A l’heure où la 5G devient un enjeu industriel mondial, comment allez-vous intégrer cette technologie dans le futur train autonome ?

Luc Laroche : Pour faire circuler des trains totalement autonomes (GOA 4), un bon réseau de télécommunication sera nécessaire : les vidéos prises à bord et depuis le train doivent être envoyées aux centres de supervision en temps réel et de façon continue. Le FRMCS (Future Railway Mobile Communication System) sera un apport important, appuyé très certainement par la 5G. Dans les autres cas de figure (GOA 2 & 3, ndlr), la 4G pourrait suffire.
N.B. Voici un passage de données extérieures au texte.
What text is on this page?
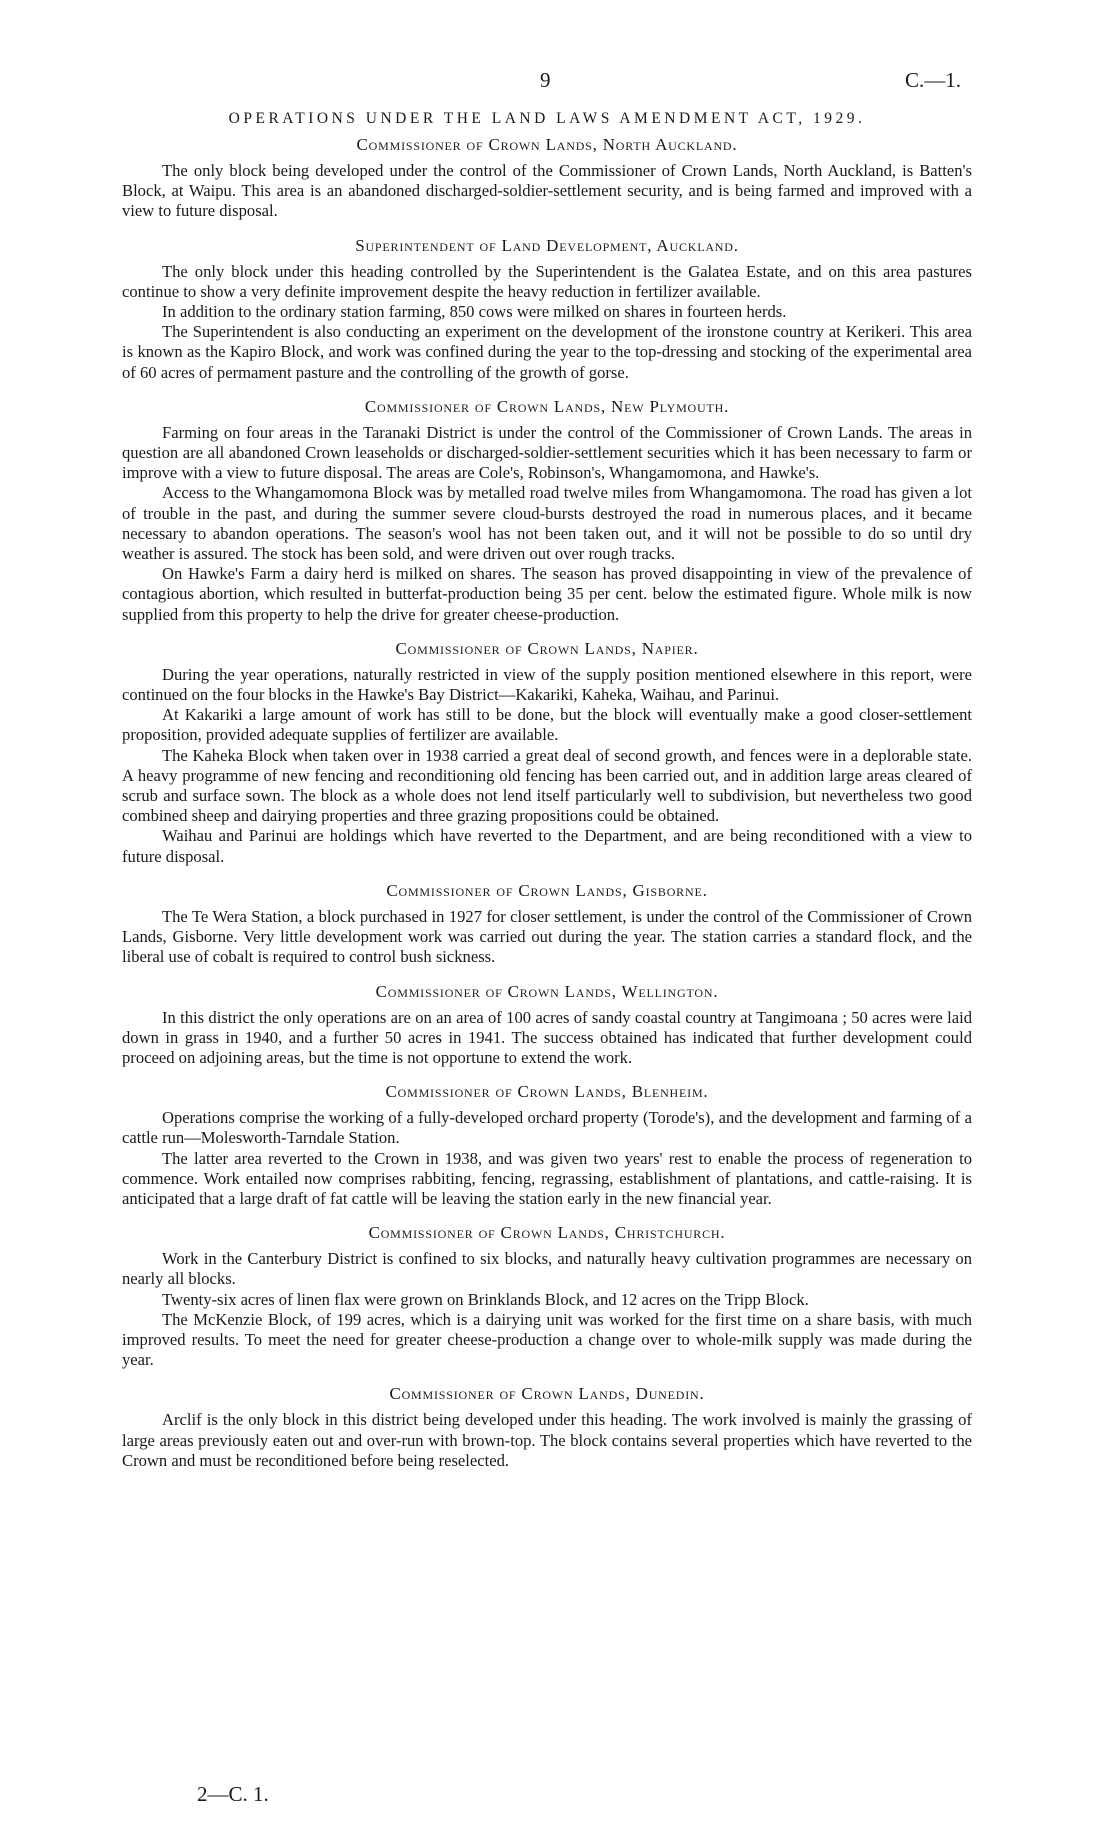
9	C.—1.
OPERATIONS UNDER THE LAND LAWS AMENDMENT ACT, 1929.
Commissioner of Crown Lands, North Auckland.

The only block being developed under the control of the Commissioner of Crown Lands, North Auckland, is Batten's Block, at Waipu. This area is an abandoned discharged-soldier-settlement security, and is being farmed and improved with a view to future disposal.

Superintendent of Land Development, Auckland.

The only block under this heading controlled by the Superintendent is the Galatea Estate, and on this area pastures continue to show a very definite improvement despite the heavy reduction in fertilizer available.

In addition to the ordinary station farming, 850 cows were milked on shares in fourteen herds.

The Superintendent is also conducting an experiment on the development of the ironstone country at Kerikeri. This area is known as the Kapiro Block, and work was confined during the year to the top-dressing and stocking of the experimental area of 60 acres of permament pasture and the controlling of the growth of gorse.

Commissioner of Crown Lands, New Plymouth.

Farming on four areas in the Taranaki District is under the control of the Commissioner of Crown Lands. The areas in question are all abandoned Crown leaseholds or discharged-soldier-settlement securities which it has been necessary to farm or improve with a view to future disposal. The areas are Cole's, Robinson's, Whangamomona, and Hawke's.

Access to the Whangamomona Block was by metalled road twelve miles from Whangamomona. The road has given a lot of trouble in the past, and during the summer severe cloud-bursts destroyed the road in numerous places, and it became necessary to abandon operations. The season's wool has not been taken out, and it will not be possible to do so until dry weather is assured. The stock has been sold, and were driven out over rough tracks.

On Hawke's Farm a dairy herd is milked on shares. The season has proved disappointing in view of the prevalence of contagious abortion, which resulted in butterfat-production being 35 per cent. below the estimated figure. Whole milk is now supplied from this property to help the drive for greater cheese-production.

Commissioner of Crown Lands, Napier.

During the year operations, naturally restricted in view of the supply position mentioned elsewhere in this report, were continued on the four blocks in the Hawke's Bay District—Kakariki, Kaheka, Waihau, and Parinui.

At Kakariki a large amount of work has still to be done, but the block will eventually make a good closer-settlement proposition, provided adequate supplies of fertilizer are available.

The Kaheka Block when taken over in 1938 carried a great deal of second growth, and fences were in a deplorable state. A heavy programme of new fencing and reconditioning old fencing has been carried out, and in addition large areas cleared of scrub and surface sown. The block as a whole does not lend itself particularly well to subdivision, but nevertheless two good combined sheep and dairying properties and three grazing propositions could be obtained.

Waihau and Parinui are holdings which have reverted to the Department, and are being reconditioned with a view to future disposal.

Commissioner of Crown Lands, Gisborne.

The Te Wera Station, a block purchased in 1927 for closer settlement, is under the control of the Commissioner of Crown Lands, Gisborne. Very little development work was carried out during the year. The station carries a standard flock, and the liberal use of cobalt is required to control bush sickness.

Commissioner of Crown Lands, Wellington.

In this district the only operations are on an area of 100 acres of sandy coastal country at Tangimoana ; 50 acres were laid down in grass in 1940, and a further 50 acres in 1941. The success obtained has indicated that further development could proceed on adjoining areas, but the time is not opportune to extend the work.

Commissioner of Crown Lands, Blenheim.

Operations comprise the working of a fully-developed orchard property (Torode's), and the development and farming of a cattle run—Molesworth-Tarndale Station.

The latter area reverted to the Crown in 1938, and was given two years' rest to enable the process of regeneration to commence. Work entailed now comprises rabbiting, fencing, regrassing, establishment of plantations, and cattle-raising. It is anticipated that a large draft of fat cattle will be leaving the station early in the new financial year.

Commissioner of Crown Lands, Christchurch.

Work in the Canterbury District is confined to six blocks, and naturally heavy cultivation programmes are necessary on nearly all blocks.

Twenty-six acres of linen flax were grown on Brinklands Block, and 12 acres on the Tripp Block.

The McKenzie Block, of 199 acres, which is a dairying unit was worked for the first time on a share basis, with much improved results. To meet the need for greater cheese-production a change over to whole-milk supply was made during the year.

Commissioner of Crown Lands, Dunedin.

Arclif is the only block in this district being developed under this heading. The work involved is mainly the grassing of large areas previously eaten out and over-run with brown-top. The block contains several properties which have reverted to the Crown and must be reconditioned before being reselected.

2—C. 1.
En vue de l’arrivée des trains autonomes, comment vont évoluer les métiers concernés ?

Luc Laroche : Nous accompagnons le changement des métiers : c’est une ambition très importante du projet. Puisque le rythme de déploiement s’étendra sur un temps long, tous les conducteurs actuellement en poste pourront conduire, s’ils le souhaitent, jusqu’à la fin de leur carrière. Pour autant, l’exploitation du train autonome va créer de nouveaux métiers et en transformer de très nombreux autres. Nous aurons des téléconducteurs – nous avons déjà fait tester le pupitre de téléconduite par une vingtaine de conducteurs, qui ont contribué à l’améliorer –, et des superviseurs de train autonome, qui suivront à distance les alertes et les éventuels aléas. Quoiqu’il se passe, le train sera toujours suivi par quelqu’un de l’entreprise. Ce sont tous les métiers de la conception à la maintenance, en passant par l’exploitation qui seront transformés.

Le train autonome sera un train avec de nouveaux métiers et de nouveaux services. En 2023, nous aurons levé tous les verrous pour faire rouler le train en GOA4. Nous permettrons ainsi aux activités du groupe de choisir le type d’exploitation adapté à telle ou telle ligne et avec le niveau de service souhaité. Pour la SNCF, le Train Autonome est un vrai projet du groupe qui oriente l’ensemble des activités et des métiers vers le ferroviaire et le service de demain.